Employee Value Proposition
Employee Value Proposition (EVP) is another critical stage in increasing Employee Engagement. However, it is often disregarded by HR professionals and managers (Browne 29). It can be roughly defined as “a set of associations and offerings provided by an organisation in return for the skills, capabilities and experiences an employee brings to the organisation” (Browne 30). A good EVP should address the central Engagement drivers in order to be effective as part of the strategy for improving Employee Engagement. For a medium-sized insurance company, it would be important to acknowledge the features such as approachable management, financial support of professional training, as well as the abundance of promotion opportunities. For a company working in a multicultural environment, it would also be useful to highlight its appreciation of the cultural diversity and recognition of different cultural norms and values.
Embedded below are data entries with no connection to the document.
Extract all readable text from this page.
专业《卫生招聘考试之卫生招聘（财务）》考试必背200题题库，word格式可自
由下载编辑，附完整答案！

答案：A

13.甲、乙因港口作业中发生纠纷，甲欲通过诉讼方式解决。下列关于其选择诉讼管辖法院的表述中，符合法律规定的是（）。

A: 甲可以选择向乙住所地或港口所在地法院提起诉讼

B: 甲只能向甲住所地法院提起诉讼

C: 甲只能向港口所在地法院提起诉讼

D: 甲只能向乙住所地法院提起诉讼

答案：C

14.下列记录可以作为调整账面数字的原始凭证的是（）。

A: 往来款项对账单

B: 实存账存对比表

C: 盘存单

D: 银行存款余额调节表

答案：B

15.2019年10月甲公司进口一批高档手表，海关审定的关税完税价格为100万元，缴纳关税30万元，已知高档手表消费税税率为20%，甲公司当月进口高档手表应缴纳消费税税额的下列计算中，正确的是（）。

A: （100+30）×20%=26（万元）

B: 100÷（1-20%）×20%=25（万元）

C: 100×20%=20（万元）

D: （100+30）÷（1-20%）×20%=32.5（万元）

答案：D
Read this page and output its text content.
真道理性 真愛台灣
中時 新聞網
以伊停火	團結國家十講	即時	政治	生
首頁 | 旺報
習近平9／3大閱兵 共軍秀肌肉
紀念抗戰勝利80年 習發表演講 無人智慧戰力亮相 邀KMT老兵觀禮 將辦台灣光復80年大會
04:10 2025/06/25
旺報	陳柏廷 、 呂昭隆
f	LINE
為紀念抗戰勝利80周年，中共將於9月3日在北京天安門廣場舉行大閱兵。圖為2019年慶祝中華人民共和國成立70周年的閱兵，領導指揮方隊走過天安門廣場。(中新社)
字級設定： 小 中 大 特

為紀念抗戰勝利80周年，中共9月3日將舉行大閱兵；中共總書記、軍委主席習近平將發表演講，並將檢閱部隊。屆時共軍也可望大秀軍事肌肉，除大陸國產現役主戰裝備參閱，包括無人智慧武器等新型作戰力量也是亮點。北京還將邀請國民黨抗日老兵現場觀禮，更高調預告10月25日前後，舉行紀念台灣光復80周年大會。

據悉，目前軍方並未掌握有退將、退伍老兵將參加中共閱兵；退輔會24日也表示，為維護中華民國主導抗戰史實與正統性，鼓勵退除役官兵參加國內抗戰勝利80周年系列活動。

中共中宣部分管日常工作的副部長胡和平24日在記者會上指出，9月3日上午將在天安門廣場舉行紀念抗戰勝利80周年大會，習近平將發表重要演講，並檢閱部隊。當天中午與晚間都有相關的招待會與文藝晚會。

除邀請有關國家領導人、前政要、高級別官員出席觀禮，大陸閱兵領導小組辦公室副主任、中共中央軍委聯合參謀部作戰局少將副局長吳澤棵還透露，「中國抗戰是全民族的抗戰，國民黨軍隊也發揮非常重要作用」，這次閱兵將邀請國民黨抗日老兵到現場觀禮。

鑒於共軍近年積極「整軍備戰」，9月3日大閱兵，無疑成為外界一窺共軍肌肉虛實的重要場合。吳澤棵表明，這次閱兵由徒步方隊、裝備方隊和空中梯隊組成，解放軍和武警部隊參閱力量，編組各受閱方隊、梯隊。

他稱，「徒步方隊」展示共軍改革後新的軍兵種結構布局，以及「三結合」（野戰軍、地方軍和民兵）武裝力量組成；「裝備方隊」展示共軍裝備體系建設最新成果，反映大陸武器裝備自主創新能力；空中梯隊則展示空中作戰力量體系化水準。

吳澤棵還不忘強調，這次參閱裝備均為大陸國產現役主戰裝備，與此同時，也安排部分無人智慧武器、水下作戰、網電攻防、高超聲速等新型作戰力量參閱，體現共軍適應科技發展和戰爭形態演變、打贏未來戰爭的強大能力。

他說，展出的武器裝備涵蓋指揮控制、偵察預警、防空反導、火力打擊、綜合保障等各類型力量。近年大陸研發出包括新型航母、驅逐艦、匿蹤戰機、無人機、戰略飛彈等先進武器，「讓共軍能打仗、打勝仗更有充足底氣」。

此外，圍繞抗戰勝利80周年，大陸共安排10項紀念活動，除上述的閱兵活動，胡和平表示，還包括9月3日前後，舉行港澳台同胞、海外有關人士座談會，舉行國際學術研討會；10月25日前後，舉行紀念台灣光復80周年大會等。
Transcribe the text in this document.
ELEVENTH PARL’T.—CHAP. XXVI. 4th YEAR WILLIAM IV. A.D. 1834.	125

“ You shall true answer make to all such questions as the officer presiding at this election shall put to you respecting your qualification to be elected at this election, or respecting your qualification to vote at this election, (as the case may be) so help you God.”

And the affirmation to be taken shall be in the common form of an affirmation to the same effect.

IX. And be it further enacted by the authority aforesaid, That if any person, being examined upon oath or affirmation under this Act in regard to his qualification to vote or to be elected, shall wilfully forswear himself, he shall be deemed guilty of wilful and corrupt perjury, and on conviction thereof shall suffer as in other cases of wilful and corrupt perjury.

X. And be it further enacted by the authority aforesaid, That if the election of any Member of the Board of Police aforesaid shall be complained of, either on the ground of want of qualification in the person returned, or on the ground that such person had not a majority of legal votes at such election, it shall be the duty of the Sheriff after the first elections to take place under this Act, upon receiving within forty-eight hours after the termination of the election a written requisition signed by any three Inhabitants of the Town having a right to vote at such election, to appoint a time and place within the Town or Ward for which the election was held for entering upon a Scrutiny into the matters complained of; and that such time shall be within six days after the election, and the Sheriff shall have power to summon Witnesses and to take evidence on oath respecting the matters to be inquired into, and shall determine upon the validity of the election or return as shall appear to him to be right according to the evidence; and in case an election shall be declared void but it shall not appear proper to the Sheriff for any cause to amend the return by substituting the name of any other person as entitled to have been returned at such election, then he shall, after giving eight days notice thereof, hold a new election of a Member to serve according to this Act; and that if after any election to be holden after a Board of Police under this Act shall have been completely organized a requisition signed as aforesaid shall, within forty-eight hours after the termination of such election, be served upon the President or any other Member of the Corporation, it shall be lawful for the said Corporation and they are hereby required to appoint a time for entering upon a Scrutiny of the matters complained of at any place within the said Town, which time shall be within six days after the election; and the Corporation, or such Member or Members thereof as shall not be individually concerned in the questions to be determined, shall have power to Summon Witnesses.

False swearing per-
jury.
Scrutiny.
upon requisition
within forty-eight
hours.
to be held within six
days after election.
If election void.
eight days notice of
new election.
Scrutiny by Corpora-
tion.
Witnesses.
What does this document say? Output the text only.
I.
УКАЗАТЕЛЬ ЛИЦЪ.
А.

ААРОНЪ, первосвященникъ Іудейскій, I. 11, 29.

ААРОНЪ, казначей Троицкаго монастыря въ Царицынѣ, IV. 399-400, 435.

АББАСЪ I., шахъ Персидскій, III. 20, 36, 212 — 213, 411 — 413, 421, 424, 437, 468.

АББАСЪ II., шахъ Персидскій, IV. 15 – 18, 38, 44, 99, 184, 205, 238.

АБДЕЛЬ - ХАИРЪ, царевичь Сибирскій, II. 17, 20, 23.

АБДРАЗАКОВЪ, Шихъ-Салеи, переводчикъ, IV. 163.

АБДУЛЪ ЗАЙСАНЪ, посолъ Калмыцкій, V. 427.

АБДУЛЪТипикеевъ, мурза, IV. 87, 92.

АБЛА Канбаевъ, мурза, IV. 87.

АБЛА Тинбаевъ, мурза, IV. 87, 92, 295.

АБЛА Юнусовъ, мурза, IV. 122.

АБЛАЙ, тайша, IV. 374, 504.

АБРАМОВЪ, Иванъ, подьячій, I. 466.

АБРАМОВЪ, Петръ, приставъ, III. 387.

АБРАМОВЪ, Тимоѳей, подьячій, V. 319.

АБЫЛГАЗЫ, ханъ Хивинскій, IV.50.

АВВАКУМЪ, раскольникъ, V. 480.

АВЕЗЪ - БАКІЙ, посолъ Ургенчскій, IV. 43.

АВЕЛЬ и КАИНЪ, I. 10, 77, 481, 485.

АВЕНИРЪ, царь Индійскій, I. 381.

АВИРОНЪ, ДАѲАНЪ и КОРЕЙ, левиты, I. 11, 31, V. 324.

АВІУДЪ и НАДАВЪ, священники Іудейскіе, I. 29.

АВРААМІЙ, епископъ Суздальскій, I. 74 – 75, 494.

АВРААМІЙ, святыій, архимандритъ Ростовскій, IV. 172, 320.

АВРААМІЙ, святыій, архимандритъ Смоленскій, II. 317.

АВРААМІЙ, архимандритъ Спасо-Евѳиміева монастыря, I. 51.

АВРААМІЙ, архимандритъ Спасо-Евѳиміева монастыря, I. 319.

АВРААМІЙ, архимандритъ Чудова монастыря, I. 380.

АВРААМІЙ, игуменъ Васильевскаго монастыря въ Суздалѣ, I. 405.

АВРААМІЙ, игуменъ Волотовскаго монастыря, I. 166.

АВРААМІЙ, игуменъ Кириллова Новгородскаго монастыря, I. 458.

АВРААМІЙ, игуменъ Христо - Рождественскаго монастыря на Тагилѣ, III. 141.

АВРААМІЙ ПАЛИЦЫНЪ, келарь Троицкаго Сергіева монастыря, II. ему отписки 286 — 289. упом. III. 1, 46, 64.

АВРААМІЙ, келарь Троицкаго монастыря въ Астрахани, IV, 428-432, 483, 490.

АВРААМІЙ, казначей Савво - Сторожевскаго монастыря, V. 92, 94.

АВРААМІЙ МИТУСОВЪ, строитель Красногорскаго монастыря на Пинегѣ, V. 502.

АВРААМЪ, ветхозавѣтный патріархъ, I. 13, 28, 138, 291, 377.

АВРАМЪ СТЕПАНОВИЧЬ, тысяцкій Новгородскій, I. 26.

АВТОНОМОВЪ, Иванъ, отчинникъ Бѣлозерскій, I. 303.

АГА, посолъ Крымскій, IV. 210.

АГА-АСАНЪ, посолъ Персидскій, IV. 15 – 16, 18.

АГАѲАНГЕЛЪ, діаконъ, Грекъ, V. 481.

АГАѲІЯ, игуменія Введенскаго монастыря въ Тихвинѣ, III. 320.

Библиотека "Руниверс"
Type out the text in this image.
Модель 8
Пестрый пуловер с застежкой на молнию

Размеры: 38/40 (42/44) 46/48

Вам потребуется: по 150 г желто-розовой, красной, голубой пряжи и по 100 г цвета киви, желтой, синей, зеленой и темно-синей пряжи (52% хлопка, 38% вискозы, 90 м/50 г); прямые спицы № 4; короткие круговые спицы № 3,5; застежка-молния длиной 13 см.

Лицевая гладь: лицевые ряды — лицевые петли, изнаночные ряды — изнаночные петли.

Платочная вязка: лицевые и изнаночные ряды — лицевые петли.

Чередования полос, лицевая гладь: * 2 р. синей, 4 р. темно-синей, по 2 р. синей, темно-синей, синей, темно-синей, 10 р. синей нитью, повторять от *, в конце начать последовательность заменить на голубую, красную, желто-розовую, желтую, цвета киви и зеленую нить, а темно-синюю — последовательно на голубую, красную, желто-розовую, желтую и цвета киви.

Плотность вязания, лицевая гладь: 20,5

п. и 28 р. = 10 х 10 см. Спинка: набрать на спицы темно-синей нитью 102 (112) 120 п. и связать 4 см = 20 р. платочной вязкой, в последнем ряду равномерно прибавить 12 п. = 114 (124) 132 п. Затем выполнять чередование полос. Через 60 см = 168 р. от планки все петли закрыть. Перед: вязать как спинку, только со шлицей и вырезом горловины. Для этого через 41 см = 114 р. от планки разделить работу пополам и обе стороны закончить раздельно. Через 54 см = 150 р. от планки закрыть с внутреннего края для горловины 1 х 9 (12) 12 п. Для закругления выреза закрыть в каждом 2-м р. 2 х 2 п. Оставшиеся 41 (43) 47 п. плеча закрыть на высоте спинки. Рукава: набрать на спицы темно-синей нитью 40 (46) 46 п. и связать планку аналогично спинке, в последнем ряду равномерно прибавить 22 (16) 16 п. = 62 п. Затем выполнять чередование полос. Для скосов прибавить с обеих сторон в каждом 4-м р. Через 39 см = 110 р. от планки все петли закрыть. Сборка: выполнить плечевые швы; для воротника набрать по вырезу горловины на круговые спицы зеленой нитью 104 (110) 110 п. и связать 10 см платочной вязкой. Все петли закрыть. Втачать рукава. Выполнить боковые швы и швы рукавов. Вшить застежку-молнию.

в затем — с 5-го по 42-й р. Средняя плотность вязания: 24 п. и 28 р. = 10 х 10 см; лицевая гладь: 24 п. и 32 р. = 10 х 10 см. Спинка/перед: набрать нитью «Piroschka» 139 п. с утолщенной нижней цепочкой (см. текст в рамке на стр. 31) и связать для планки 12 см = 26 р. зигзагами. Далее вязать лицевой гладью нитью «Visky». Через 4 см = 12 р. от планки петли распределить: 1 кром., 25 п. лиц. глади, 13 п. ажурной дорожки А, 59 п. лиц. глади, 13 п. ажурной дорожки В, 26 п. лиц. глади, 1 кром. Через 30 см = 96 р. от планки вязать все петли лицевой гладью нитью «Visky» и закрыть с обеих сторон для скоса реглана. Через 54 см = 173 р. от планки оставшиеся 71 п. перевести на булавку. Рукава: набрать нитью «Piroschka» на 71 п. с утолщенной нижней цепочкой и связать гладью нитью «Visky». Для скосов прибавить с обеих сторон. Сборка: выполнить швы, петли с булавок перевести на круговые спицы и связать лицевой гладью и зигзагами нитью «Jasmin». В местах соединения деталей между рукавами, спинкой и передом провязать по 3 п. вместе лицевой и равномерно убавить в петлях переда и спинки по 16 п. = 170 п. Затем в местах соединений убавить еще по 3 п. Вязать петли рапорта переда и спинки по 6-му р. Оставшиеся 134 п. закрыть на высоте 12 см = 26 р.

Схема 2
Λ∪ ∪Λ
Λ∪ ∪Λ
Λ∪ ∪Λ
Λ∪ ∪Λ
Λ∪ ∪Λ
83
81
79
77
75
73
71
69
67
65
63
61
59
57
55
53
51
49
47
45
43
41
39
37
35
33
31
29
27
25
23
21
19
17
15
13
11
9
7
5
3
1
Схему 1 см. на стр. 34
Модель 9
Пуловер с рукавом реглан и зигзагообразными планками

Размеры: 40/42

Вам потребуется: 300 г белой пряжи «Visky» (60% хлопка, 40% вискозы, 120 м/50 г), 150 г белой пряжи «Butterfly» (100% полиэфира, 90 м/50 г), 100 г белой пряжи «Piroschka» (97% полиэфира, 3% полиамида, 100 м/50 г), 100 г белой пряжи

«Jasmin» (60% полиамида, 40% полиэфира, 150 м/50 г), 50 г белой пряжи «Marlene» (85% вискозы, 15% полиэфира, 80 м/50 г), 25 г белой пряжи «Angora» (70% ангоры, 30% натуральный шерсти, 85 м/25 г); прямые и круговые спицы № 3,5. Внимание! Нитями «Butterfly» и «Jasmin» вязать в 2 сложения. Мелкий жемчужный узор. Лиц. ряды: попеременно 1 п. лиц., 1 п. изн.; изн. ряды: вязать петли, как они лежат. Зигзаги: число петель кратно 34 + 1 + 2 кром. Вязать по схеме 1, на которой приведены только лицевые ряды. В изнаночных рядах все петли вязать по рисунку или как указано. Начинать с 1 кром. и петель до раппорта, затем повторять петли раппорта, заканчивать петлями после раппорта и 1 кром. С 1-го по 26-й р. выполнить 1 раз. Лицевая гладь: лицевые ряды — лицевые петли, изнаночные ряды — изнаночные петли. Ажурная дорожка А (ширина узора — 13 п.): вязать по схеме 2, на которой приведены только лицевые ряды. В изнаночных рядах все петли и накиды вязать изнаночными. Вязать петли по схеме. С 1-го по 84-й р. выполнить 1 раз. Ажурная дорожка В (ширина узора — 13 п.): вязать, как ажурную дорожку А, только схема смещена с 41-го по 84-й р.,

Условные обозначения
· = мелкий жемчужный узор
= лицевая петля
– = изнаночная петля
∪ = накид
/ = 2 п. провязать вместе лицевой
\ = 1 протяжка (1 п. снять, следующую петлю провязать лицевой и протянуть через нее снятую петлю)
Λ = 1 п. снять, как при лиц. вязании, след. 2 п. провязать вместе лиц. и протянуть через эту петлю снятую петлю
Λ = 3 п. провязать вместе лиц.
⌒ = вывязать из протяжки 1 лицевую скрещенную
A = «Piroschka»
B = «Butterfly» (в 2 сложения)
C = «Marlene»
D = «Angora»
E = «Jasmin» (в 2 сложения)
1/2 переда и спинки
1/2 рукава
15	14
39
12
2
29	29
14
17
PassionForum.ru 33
Overall, raising Employee Engagement is a crucial step in increasing the overall performance and profitability of the company: as Markos and Sridevi note, “both operating margin and net profit margins reduced over a three year period in companies with low engagement, while these measures increased over the specified period in companies with high levels of engagement” (92). Therefore, the knowledge of factors contributing to Employee Engagement is essential for any HR specialist, as it can be applied to enhance the company’s productivity by evaluating the current situation and creating a plan for improving certain areas of employees’ work lives to increase their satisfaction, empowerment, and overall engagement with the company and its goals.
Browne, Ronald. “Employee Value Proposition.” Beacon Management Review, vol. 1, 2012, pp. 29-36.
Harter, James K., et al. Q12 Meta-Analysis. Gallup Consulting, 2006.
Lockwood, Nancy R. “Leveraging Employee Engagement for Competitive Advantage: HR’s Strategic Role.” SHRM Research Quarterly, vol. 1, 2007, pp. 1-12.
Markos, Solomon, and M. Sandhya Sridevi. “Employee Engagement: The Key to Improving Performance.” International Journal of Business and Management, vol. 5, no. 12, 2010, pp. 89-96.
Saks, Alan M. “Antecedents and Consequences of Employee Engagement.” Journal of Managerial Psychology, vol. 21, no. 7, 2006, pp. 600-619.